Чиновная коммуна, связанная родной кровью, была глубоко потрясена, когда услышала, что в их родню вступало такое влиятельное лицо, как генерал Подтяжин. Казалось, сильная, огромная, благодеющая рука поднималась над коммуной и готова была бросить в среду ее чины, кресты и оклады. Эта в своем роде оригинальная коммуна, цельная, сплоченная в одну массу, перерождавшаяся в продолжение ста лет из чистого, кровного плебейства в полумещанское чиновничество, с трепетом и замиранием сердца думала, что силы ее, вышедшие когда-то из народа в лице знаменитой прабабки, теперь акклиматизируются в департаментах окончательно, и тогда кто посмеет сказать, что родоначальники ее — мужики и мещане? В увлечении родные мечтали, что со временем можно будет сказать о департаменте жениха: «Департамент наш ; он весь наш родня; и молодое поколение, которое лежит еще в пеленках, здесь же найдет впоследствии приют и занятия». Все это быстро пронеслось в головах мирных семьян-родственников, когда Игнат Васильич объявил Надю нареченною невестою генерала; но вот Надя отвечала: «Я не иду за него», и родня была поражена, оглушена. Лишь на другой день она одумалась, и в мирных семьях чиновников раздалось призывное слово: «Работать, работать!.. за дело!.. Спасайте коммуну!» Наде предстояла борьба уже не с одними членами своей семьи, но со всеми, кого она только знала... Все на нее!
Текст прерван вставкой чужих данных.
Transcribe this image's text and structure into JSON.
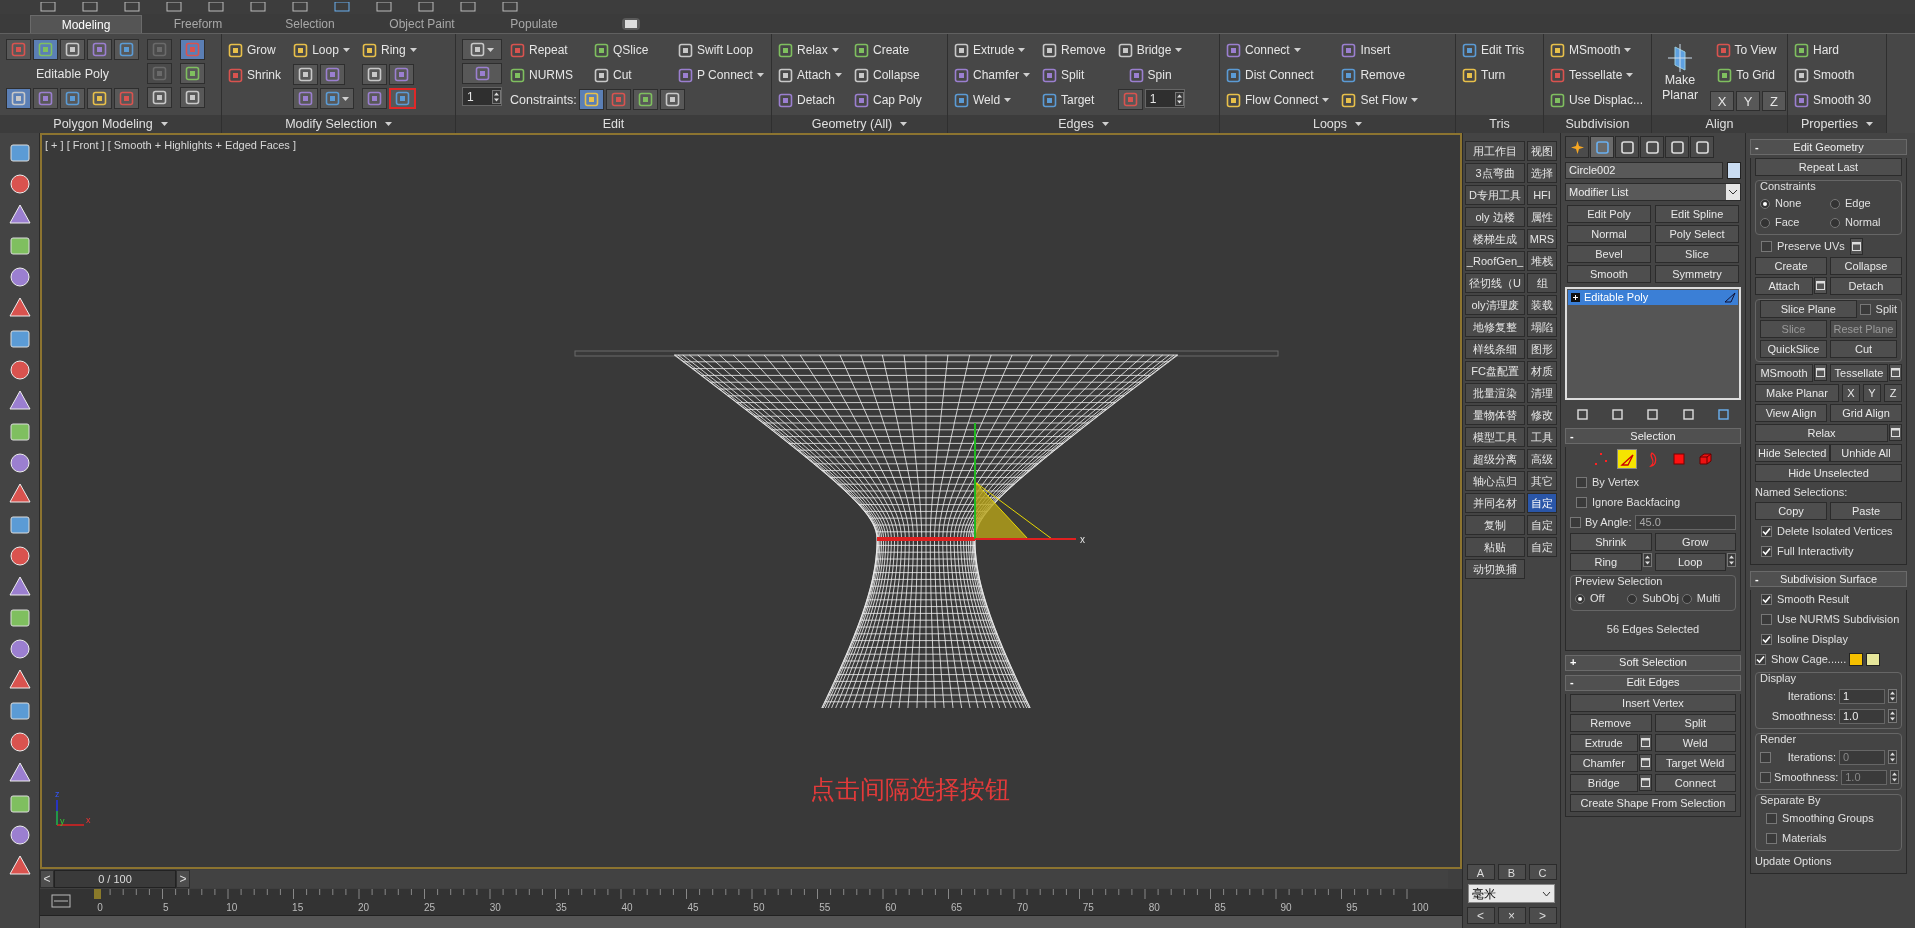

На другой день после именин большая часть родственников собралась у доктора. Сразу, в один час они возненавидели Молотова, как злейшего врага своего; в одно мгновение личность человека, прежде порядочного в их глазах, превратилась в отъявленно подлую и отвратительную, как будто в их благонамеренных душах давным-давно копилась и зрела вражда к Молотову и теперь вся вылилась наружу, вся сказалась. В собрании родных раздавалась брань против Молотова, слышалось слово: «Мерзавец!» — и если бы все пожелания их исполнились, то Егор Иваныч спокаялся бы, зачем до сих пор живет на свете. Но все-таки они не знали, что делать, волновались, шумели, удивлялись событию, потому что Надя, как бы ни поучал ее Молотов, говорила правду: в родне ее существовала только обязательная любовь. Более пятнадцати голов, думавших крепкую думу, не знали, на что решиться. На любовь Нади они смотрели как на чудо, как на нелепое, уродливое исключение, которое совершается в сто лет однажды; но все же не могли они отрицать факт и поняли, что если совершился вчерашний скандал, то, значит, любовь Нади не каприз, не блажь, не пустая привязанность, что она на все готова. В их головах рождались душеспасительные и дикие мысли.